Hasta ayer mismo la Liturgia nos ha estado mostrando la escena de Belén: el nacimiento del Hijo de Dios, la Encarnación de la Palabra en la historia, su manifestación a todos los pueblos, razas y naciones. Y de repente, la Palabra de Dios nos hace dar un salto en el tiempo para pasar a contemplar a Jesús en el inicio de su misión. La luz que ha comenzado a brillar en las tinieblas comienza también a recorrer los caminos de Galilea y del mundo entero para poder llegar a todos.
La transición la hace la cita que Mateo recoge del profeta Isaías: “… El pueblo que habitaba en tinieblas vio una luz grande; a los que habitaban en tierra y sombras de muerte, una luz les brilló”. Y la luz, que había estallado en medio de la historia por el nacimiento de Jesús, comienza ahora su misión en un tiempo y un lugar muy concretos: tras el arresto de Juan y en Galilea.
La Encarnación del Hijo de Dios no es una idea teológica, ni sólo un acontecimiento misterioso que se da en la profundidad de Dios. Es histórica; mejor aún, es la “historificación” de Dios. En el aquí y el ahora. Y Jesús comenzó a predicar por los caminos y aldeas de Galilea llamando a la conversión y proclamando la Buena Noticia, el Evangelio, de la cercanía del Reino. Y así, histórica y concreta, la luz de Dios comenzó a inundar nuestra historia.

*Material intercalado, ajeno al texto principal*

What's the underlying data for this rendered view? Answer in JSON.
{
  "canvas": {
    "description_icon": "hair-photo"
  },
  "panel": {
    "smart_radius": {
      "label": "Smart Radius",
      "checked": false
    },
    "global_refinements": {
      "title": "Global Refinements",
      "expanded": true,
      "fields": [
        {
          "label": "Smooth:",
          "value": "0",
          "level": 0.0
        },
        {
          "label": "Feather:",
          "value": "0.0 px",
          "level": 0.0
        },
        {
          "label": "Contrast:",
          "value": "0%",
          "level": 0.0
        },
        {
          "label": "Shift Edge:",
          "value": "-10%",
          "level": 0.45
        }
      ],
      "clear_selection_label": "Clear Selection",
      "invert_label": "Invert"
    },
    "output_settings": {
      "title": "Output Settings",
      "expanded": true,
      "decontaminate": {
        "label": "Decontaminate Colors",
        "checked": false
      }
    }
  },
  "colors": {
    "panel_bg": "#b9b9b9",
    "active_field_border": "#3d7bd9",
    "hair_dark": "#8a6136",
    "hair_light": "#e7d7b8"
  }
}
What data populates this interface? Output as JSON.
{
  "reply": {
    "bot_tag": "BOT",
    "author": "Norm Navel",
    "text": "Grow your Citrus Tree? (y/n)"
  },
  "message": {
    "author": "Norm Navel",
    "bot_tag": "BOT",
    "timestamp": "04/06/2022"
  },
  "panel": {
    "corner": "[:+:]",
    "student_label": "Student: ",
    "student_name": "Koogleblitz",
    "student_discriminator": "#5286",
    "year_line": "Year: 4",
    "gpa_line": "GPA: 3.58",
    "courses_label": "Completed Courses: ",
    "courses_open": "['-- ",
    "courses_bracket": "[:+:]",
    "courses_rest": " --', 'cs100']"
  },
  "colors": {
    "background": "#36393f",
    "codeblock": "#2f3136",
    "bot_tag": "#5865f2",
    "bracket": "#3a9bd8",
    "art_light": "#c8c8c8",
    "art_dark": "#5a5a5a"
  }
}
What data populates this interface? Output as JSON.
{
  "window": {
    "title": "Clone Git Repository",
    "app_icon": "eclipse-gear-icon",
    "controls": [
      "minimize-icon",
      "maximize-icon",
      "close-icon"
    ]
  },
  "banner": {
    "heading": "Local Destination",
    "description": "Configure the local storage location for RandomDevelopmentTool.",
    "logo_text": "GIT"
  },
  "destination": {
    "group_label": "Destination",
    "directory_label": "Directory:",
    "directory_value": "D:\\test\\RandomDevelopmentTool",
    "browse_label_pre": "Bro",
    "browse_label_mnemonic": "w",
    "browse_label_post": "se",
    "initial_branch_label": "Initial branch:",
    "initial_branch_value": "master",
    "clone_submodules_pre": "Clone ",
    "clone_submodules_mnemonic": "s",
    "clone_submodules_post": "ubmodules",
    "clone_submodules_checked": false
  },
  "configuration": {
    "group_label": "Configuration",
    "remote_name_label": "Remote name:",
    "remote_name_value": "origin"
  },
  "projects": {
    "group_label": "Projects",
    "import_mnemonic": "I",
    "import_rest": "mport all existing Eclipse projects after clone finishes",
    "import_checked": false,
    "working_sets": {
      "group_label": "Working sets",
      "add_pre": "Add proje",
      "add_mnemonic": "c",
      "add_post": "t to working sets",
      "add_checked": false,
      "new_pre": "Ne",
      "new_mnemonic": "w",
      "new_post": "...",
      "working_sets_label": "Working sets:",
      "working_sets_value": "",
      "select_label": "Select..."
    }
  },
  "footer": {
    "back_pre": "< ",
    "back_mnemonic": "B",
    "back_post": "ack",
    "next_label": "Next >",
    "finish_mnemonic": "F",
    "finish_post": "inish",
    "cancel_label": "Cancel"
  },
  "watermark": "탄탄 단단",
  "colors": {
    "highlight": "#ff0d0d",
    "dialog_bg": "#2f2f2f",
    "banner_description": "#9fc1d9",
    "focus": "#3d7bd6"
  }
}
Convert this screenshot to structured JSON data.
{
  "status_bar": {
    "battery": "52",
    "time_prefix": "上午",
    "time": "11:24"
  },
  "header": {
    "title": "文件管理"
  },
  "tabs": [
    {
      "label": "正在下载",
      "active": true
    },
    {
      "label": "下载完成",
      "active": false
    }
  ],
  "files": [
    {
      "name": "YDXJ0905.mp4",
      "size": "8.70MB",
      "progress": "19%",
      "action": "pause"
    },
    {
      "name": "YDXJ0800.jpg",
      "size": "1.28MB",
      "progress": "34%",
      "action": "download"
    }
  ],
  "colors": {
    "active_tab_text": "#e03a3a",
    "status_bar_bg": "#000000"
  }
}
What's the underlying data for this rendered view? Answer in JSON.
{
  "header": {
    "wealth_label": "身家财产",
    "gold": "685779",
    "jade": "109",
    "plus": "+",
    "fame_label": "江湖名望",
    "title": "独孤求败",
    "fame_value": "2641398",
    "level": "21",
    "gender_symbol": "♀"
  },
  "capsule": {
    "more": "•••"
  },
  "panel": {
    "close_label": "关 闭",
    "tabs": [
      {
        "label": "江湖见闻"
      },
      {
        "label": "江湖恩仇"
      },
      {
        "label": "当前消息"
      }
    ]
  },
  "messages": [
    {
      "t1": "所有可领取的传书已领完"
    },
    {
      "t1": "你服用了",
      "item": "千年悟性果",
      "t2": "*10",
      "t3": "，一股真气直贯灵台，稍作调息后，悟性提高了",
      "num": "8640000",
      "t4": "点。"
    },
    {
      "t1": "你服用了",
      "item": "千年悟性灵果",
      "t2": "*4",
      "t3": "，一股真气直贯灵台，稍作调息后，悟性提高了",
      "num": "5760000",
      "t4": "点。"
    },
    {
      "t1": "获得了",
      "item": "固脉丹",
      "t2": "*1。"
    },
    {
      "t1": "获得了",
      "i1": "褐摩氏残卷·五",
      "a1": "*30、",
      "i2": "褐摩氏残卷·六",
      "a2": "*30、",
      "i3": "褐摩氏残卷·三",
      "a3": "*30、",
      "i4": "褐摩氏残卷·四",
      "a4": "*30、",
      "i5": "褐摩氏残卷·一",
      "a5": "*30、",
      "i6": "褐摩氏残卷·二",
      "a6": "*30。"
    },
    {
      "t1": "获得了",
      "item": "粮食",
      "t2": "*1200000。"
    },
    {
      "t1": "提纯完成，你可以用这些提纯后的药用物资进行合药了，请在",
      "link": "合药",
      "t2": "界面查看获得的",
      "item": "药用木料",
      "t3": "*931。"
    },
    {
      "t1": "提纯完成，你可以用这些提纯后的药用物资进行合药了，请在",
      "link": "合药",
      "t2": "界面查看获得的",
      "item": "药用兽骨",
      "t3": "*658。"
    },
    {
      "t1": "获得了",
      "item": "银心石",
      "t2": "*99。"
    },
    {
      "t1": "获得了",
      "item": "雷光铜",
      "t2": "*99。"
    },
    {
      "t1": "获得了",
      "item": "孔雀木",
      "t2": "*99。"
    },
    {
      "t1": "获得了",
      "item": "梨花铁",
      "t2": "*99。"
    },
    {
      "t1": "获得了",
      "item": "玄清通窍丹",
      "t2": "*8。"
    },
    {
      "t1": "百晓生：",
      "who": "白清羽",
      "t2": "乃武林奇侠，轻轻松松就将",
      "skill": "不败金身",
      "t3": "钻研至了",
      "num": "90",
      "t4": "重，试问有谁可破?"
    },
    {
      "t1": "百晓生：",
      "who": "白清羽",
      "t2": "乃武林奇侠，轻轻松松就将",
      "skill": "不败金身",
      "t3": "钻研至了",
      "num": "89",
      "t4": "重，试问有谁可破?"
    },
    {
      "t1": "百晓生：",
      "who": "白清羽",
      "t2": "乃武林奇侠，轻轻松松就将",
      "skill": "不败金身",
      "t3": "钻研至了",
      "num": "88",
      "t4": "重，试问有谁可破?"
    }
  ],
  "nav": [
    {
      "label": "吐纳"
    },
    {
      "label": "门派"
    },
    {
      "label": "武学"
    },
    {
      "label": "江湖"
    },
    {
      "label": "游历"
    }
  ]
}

Ese Jesús, histórico, concreto, personal, humano, sigue hoy presente: en la comunidad cristiana y en el corazón de cada uno de los que le seguimos. Somos, hoy día, en nuestro aquí y ahora, encarnación histórica y concreta de la Luz encarnada de Dios, de Jesús. A través de nosotros él continúa recorriendo los caminos del mundo, proclamando a todos la alegría de la Buena Nueva del Reino, realizando signos concretos venciendo el poder del mal que se manifiesta de tantas maneras, e invitando a la conversión del corazón. Y sólo a través de nosotros podrá seguir haciéndolo, porque él es Dios encarnado.